このブログを更新するのがもう半年以上ぶりになるが、いろいろ調べていてまとめてみたくなったので書いてみる。

 

いろんな理由で海外移住したいと思う人は多いかもしれない。しかし、調べてみるとビザの壁にぶち当たる。

特殊な技能を買われて企業がスポンサーになってくれたり、向こうの人と結婚していたりしない限り、外国では就労できないのが普通なのである。

 

ここでは、そういった特別な技術や運がなくても移住できる国をまとめてみる。

 

パラグアイ

1) 紹介

南米の内陸国

日本は明治時代から戦後まで、南米に多くの移民を送り出していた。

この移民は、日本政府と移住先政府の協定により、人数を決めて行われてきた*1

 

パラグアイも日本と移民協定を結んだ国のひとつだ。

しかし、移住先として人気がなかったせいか、移住者の数が枠に満たず、なんと今でも移民協定が有効らしい。*2

 

2) メリット

・ほぼ無条件、安価に永住権を取得できる。

・メルコスールの枠組みにより、パラグアイの市民権を取ればブラジルやアルゼンチンにも移住できそう(確証がないので興味があれば調べてください)。

 

3) デメリット

・日本から遠いしよく知らない。当然直行便もない。パラグアイウルグアイ??

・基本的に貧しい国である。

・移民なので、日本国籍は放棄する必要があるかも。

 

アメリカ合衆国

1) 紹介

アメリカは、ほかの先進国と同じくかなり厳しい移民政策をとっている。一方で、いくつかの都市が「聖域都市」を名乗っている。
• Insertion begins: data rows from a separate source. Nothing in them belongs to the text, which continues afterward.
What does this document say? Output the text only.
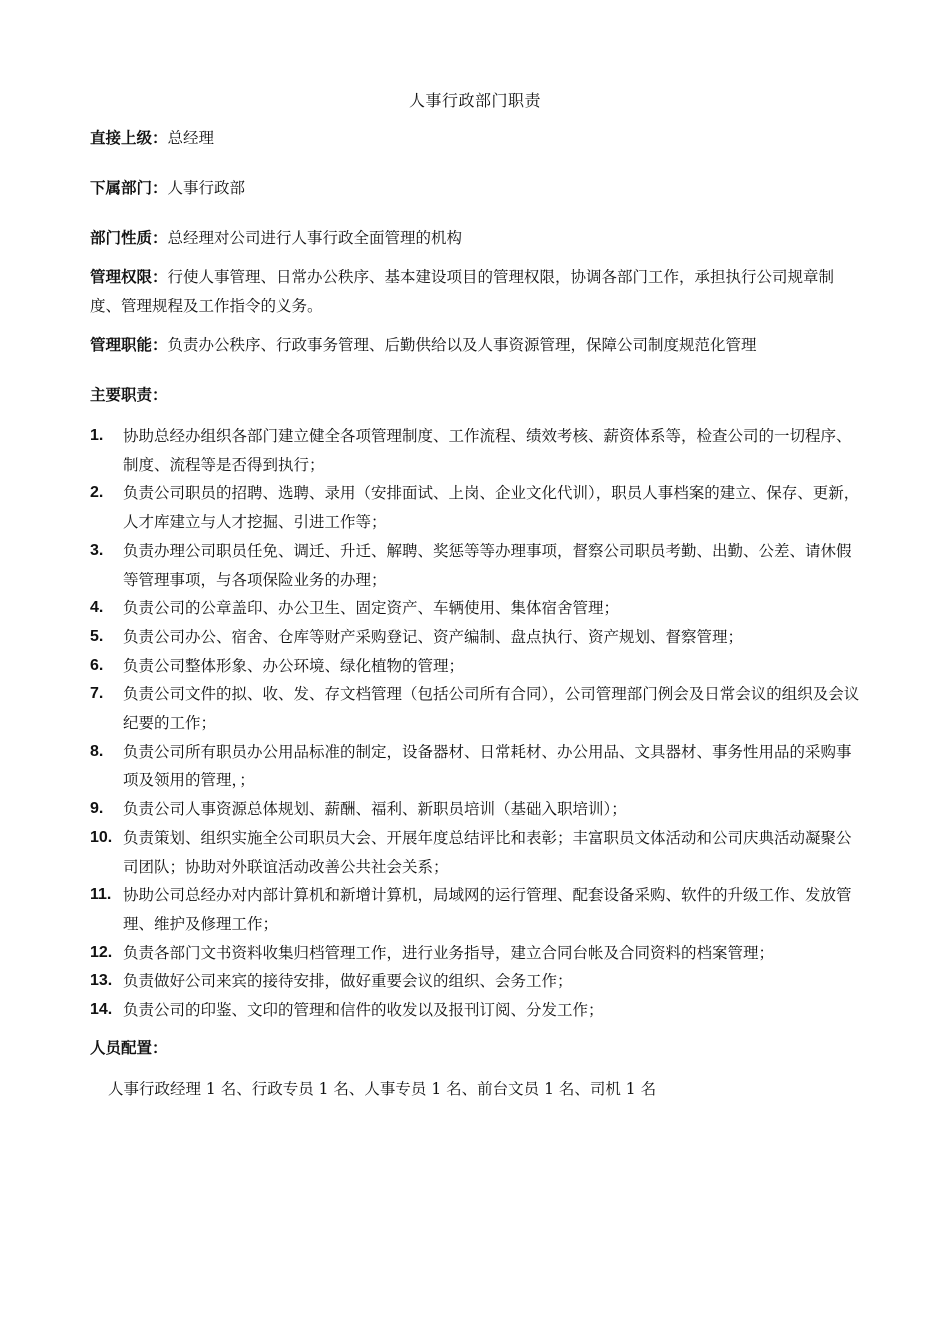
人事行政部门职责
直接上级：总经理
下属部门：人事行政部
部门性质：总经理对公司进行人事行政全面管理的机构
管理权限：行使人事管理、日常办公秩序、基本建设项目的管理权限，协调各部门工作，承担执行公司规章制度、管理规程及工作指令的义务。
管理职能：负责办公秩序、行政事务管理、后勤供给以及人事资源管理，保障公司制度规范化管理
主要职责：
1. 协助总经办组织各部门建立健全各项管理制度、工作流程、绩效考核、薪资体系等，检查公司的一切程序、制度、流程等是否得到执行；
2. 负责公司职员的招聘、选聘、录用（安排面试、上岗、企业文化代训），职员人事档案的建立、保存、更新，人才库建立与人才挖掘、引进工作等；
3. 负责办理公司职员任免、调迁、升迁、解聘、奖惩等等办理事项，督察公司职员考勤、出勤、公差、请休假等管理事项，与各项保险业务的办理；
4. 负责公司的公章盖印、办公卫生、固定资产、车辆使用、集体宿舍管理；
5. 负责公司办公、宿舍、仓库等财产采购登记、资产编制、盘点执行、资产规划、督察管理；
6. 负责公司整体形象、办公环境、绿化植物的管理；
7. 负责公司文件的拟、收、发、存文档管理（包括公司所有合同），公司管理部门例会及日常会议的组织及会议纪要的工作；
8. 负责公司所有职员办公用品标准的制定，设备器材、日常耗材、办公用品、文具器材、事务性用品的采购事项及领用的管理，；
9. 负责公司人事资源总体规划、薪酬、福利、新职员培训（基础入职培训）；
10. 负责策划、组织实施全公司职员大会、开展年度总结评比和表彰；丰富职员文体活动和公司庆典活动凝聚公司团队；协助对外联谊活动改善公共社会关系；
11. 协助公司总经办对内部计算机和新增计算机，局域网的运行管理、配套设备采购、软件的升级工作、发放管理、维护及修理工作；
12. 负责各部门文书资料收集归档管理工作，进行业务指导，建立合同台帐及合同资料的档案管理；
13. 负责做好公司来宾的接待安排，做好重要会议的组织、会务工作；
14. 负责公司的印鉴、文印的管理和信件的收发以及报刊订阅、分发工作；
人员配置：
人事行政经理 1 名、行政专员 1 名、人事专员 1 名、前台文员 1 名、司机 1 名
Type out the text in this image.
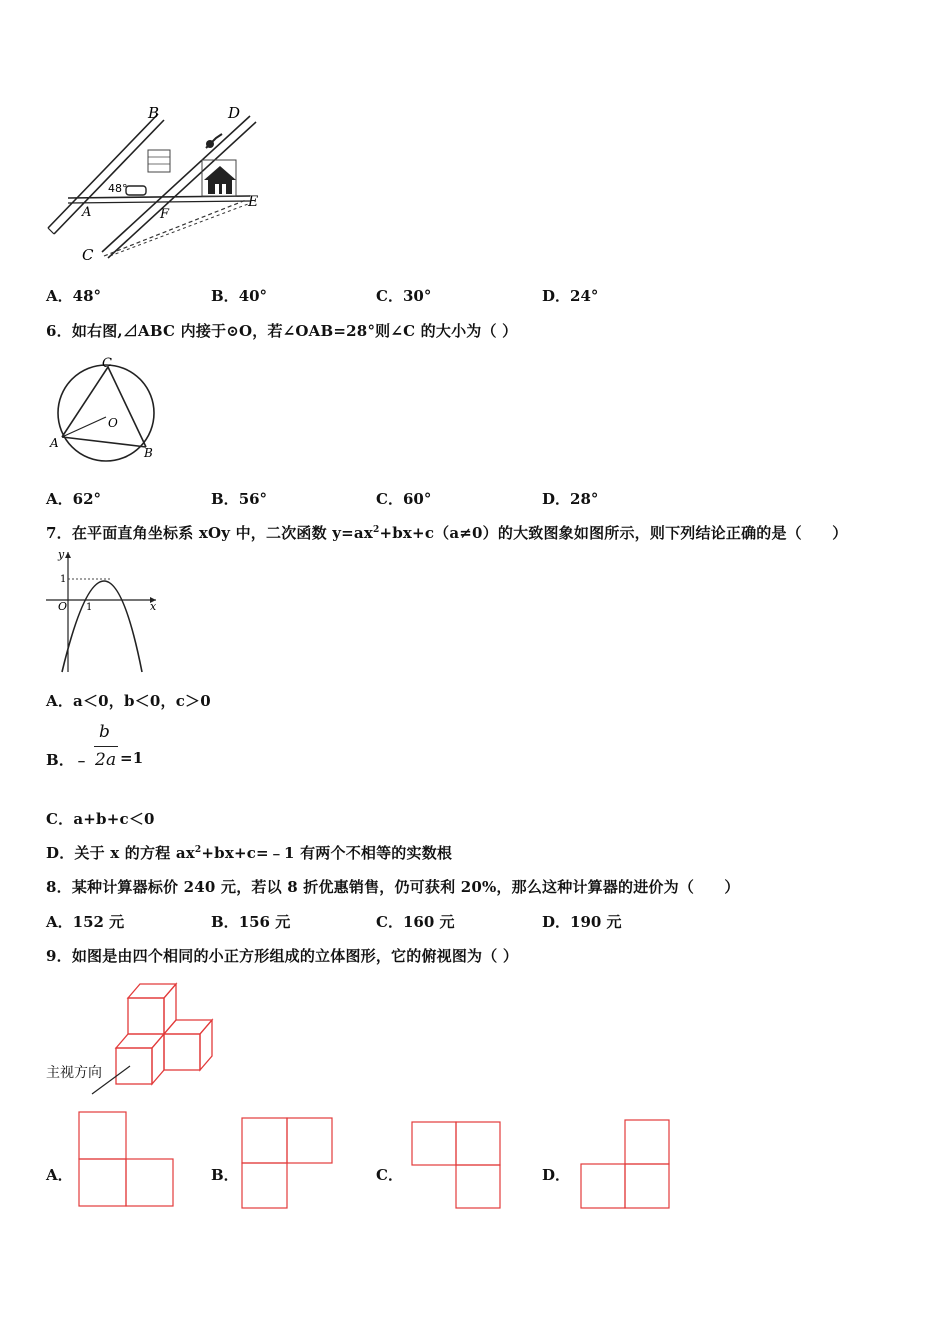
B	D
A	F
C
E
48°
A．48°	B．40°	C．30°	D．24°
6．如右图,⊿ABC 内接于⊙O，若∠OAB=28°则∠C 的大小为（ ）
C
O
A
B
A．62°	B．56°	C．60°	D．28°
7．在平面直角坐标系 xOy 中，二次函数 $y=ax^2+bx+c(a\ne 0)$的大致图象如图所示，则下列结论正确的是（　　）
y
x
O 1
1
A．a＜0，b＜0，c＞0
B． ﹣
b
2a =1
C．a+b+c＜0
D．关于 x 的方程 $ax^2+bx+c=﹣1$ 有两个不相等的实数根
8．某种计算器标价 240 元，若以 8 折优惠销售，仍可获利 20%，那么这种计算器的进价为（　　）
A．152 元	B．156 元	C．160 元	D．190 元
9．如图是由四个相同的小正方形组成的立体图形，它的俯视图为（ ）
主视方向
A．	B．	C．	D．
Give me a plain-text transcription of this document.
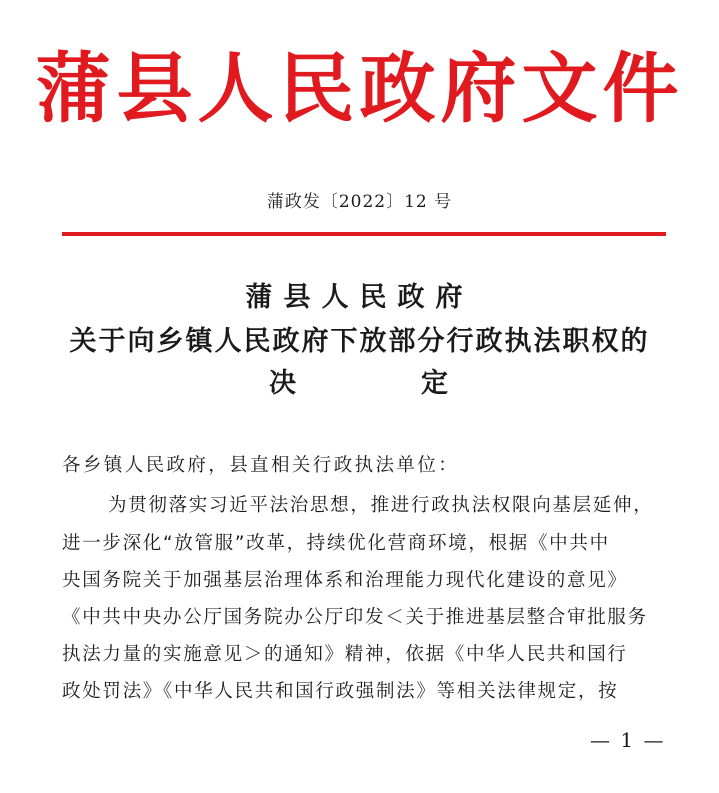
蒲县人民政府文件
蒲政发〔2022〕12 号
蒲县人民政府
关于向乡镇人民政府下放部分行政执法职权的
决	定
各乡镇人民政府，县直相关行政执法单位：
为贯彻落实习近平法治思想，推进行政执法权限向基层延伸，
进一步深化“放管服”改革，持续优化营商环境，根据《中共中
央国务院关于加强基层治理体系和治理能力现代化建设的意见》
《中共中央办公厅国务院办公厅印发＜关于推进基层整合审批服务
执法力量的实施意见＞的通知》精神，依据《中华人民共和国行
政处罚法》《中华人民共和国行政强制法》等相关法律规定，按
— 1 —
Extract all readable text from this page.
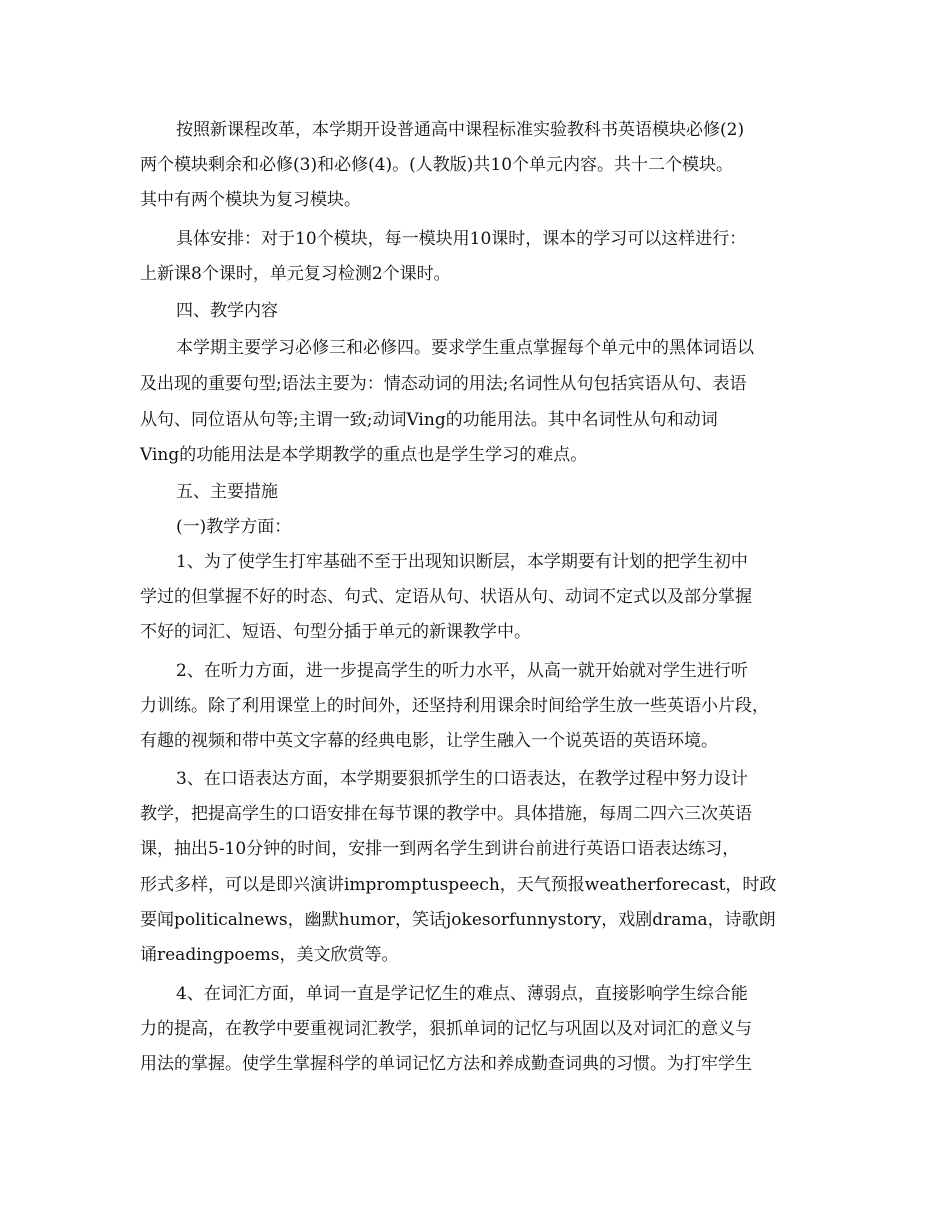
按照新课程改革，本学期开设普通高中课程标准实验教科书英语模块必修(2)
两个模块剩余和必修(3)和必修(4)。(人教版)共10个单元内容。共十二个模块。
其中有两个模块为复习模块。
具体安排：对于10个模块，每一模块用10课时，课本的学习可以这样进行：
上新课8个课时，单元复习检测2个课时。
四、教学内容
本学期主要学习必修三和必修四。要求学生重点掌握每个单元中的黑体词语以
及出现的重要句型;语法主要为：情态动词的用法;名词性从句包括宾语从句、表语
从句、同位语从句等;主谓一致;动词Ving的功能用法。其中名词性从句和动词
Ving的功能用法是本学期教学的重点也是学生学习的难点。
五、主要措施
(一)教学方面：
1、为了使学生打牢基础不至于出现知识断层，本学期要有计划的把学生初中
学过的但掌握不好的时态、句式、定语从句、状语从句、动词不定式以及部分掌握
不好的词汇、短语、句型分插于单元的新课教学中。
2、在听力方面，进一步提高学生的听力水平，从高一就开始就对学生进行听
力训练。除了利用课堂上的时间外，还坚持利用课余时间给学生放一些英语小片段，
有趣的视频和带中英文字幕的经典电影，让学生融入一个说英语的英语环境。
3、在口语表达方面，本学期要狠抓学生的口语表达，在教学过程中努力设计
教学，把提高学生的口语安排在每节课的教学中。具体措施，每周二四六三次英语
课，抽出5-10分钟的时间，安排一到两名学生到讲台前进行英语口语表达练习，
形式多样，可以是即兴演讲impromptuspeech，天气预报weatherforecast，时政
要闻politicalnews，幽默humor，笑话jokesorfunnystory，戏剧drama，诗歌朗
诵readingpoems，美文欣赏等。
4、在词汇方面，单词一直是学记忆生的难点、薄弱点，直接影响学生综合能
力的提高，在教学中要重视词汇教学，狠抓单词的记忆与巩固以及对词汇的意义与
用法的掌握。使学生掌握科学的单词记忆方法和养成勤查词典的习惯。为打牢学生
聖域都市は、警察が外国人の在留ステータスを調べないことを決めている都市だ。

 

つまり、これらの都市では、不法移民が捕まって追放されるリスクが低い。

州や都市の力が強いアメリカならではの現象である。

 

とはいえ違法には違いないので、就労で不利になったり、公共サービスが受けられなかったりする可能性は十分ある。

不法滞在がバレて強制送還や、最悪の場合収監といった可能性もなくはない。

 

なお、抽選でビザが当たるという変わったシステムがアメリカにはあるが、確率が低いためここでは省略する。

 

2) メリット

アメリカに住める。

・英語が通じる。

 

3) デメリット

・違法であり、リスクも大きい。

 

スヴァールバル諸島

1) 紹介

どこ?という感じだが、北極圏にあるノルウェー領の島である。

スヴァールバル条約という国際条約に加盟している国の国籍を持っていれば、スヴァールバル諸島に自由に住み、働いていいことになっている。日本もこれに加盟している。

日本人が正真正銘のビザなしで住める、唯一と言っていい場所である。

 

ただし、スヴァールバル諸島は人が定住する最北端といわれ、非常に高緯度である*3

そのため非常に寒く、夏は白夜、冬は極夜(日が昇らない)が続く。体長を崩したり精神状態が悪化する人もいるとのこと。

こういった環境のため、九州くらいの面積がありながら人口は3,000人にも満たない。仕事も少なく、新たにビジネスを立ち上げるのも難しそうである。

 

なおノルウェー本土に住むには、また別の条件が必要である。

 

2) メリット

・本当にビザなしで住めるし、就労できる(理論上は)。

雄大な自然環境。運が良いとオーロラやシロクマも見られるらしい。

 

3) デメリット

・環境が厳しすぎる。

・人が少なく、仕事に就けそうにない。

 

④オランダ

1) 紹介

1896年に締結された「日蘭通商航海条約」がいまだに有効なため*4日本国籍の人はオランダで個人事業主として働くことができる。

起業資金があることを証明する必要があるが、数十万円でいいとのこと。

通常の就労には別のビザが必要。

 

2) メリット

・ヨーロッパの先進国で、住みやすく、直行便もある。

・英語がかなり通じる。

EUのほかの国にも自由に移動できる。

 

3) デメリット

・起業が実質必須。アイデアやスキルがある程度必要。

・無条件で移住できるわけではなく、手続きには手間がかかる。

*1:日系ブラジル人などは100万人くらいいるといわれる。

*2:ただ、ネットで調べたところ、2012年現在有効という情報しか出てこなかった。なにせ古い協定なので、詳しく調べるには大使館に電凸したほうが早そう。